Ele acreditava que as primeiras formas de organização social constituíram-se de povos que viviam nas estepes e montanhas, dedicados à agricultura e à pecuária, seguindo líderes que não tinham um poder organizado de coerção. Esses povos assim organizados, não conseguiram criar governos estáveis, cidades ou uma cultura mais sofisticada. Para que isso fosse possível, era necessário ter um governante com autoridade exclusiva e que fosse capaz de criar e dominar um grupo de seguidores que possuísse um espírito voltado para a obtenção e manutenção do poder. Era necessário que esse grupo fosse ligado por laços comuns de ancestralidade e tradições, e com a aceitação de uma religião. Um governante que tivesse um grupo coerente de seguidores poderia fundar uma dinastia. Uma vez firmado em seu governo, poderia dedicar-se a construir cidades, desenvolver a cultura, estimular as artes, enfim, criar condições de vida em padrões mais elevados.
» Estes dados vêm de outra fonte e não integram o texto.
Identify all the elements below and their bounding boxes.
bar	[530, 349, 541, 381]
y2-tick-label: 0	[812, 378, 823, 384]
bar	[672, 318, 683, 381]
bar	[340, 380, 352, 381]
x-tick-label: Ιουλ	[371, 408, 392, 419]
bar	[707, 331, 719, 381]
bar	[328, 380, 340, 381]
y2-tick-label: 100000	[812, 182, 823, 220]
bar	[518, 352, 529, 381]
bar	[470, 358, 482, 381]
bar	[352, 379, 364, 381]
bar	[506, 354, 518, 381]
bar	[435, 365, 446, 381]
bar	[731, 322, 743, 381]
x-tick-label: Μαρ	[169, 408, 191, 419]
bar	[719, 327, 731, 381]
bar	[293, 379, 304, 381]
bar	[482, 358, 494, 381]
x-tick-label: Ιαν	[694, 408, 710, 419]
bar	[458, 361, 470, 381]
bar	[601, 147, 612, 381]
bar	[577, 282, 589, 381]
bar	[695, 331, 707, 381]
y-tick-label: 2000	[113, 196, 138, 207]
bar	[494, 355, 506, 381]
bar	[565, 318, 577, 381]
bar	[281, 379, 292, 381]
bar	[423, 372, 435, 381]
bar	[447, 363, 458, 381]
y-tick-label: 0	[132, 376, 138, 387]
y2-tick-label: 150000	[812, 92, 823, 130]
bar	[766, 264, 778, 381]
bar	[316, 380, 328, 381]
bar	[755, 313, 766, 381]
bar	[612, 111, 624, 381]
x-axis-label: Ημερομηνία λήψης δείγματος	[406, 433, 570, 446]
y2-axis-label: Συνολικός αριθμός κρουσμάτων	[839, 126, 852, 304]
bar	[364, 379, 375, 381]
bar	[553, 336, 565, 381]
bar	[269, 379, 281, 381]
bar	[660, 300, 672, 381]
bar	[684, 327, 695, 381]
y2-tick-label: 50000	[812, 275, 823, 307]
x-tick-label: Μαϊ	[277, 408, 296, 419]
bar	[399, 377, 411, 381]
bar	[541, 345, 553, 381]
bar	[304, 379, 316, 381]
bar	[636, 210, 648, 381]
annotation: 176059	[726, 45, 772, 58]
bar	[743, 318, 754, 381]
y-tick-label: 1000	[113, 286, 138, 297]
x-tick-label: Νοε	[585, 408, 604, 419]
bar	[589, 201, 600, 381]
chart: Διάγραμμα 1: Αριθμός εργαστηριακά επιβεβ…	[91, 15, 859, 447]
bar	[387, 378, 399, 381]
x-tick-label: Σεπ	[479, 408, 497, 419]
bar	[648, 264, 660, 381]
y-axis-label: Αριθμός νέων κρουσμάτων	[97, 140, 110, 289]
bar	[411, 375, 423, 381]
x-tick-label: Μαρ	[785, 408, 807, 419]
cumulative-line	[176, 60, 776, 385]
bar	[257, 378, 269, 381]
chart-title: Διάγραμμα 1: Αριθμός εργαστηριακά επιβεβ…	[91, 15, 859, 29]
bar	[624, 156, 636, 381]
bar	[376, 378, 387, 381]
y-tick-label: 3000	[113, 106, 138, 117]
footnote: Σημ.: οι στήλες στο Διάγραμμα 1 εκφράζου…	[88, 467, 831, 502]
Cada dinastia, no entanto, trazia em si as sementes de seu declínio: começava a enfraquecer-se pela tirania, pela perda de autoridade, pela falta de vontade política dos herdeiros dos fundadores das dinastias. O poder efetivo passava do governante para os membros de seu próprio grupo, mas, cedo ou tarde, a dinastia seria substituída por outra, que se formaria da mesma maneira. Quando isso acontecia, desapareciam o governante, o modo de vida que ele tinha criado e o grupo se dispersava ou era absorvido pela cultura dos novos governantes.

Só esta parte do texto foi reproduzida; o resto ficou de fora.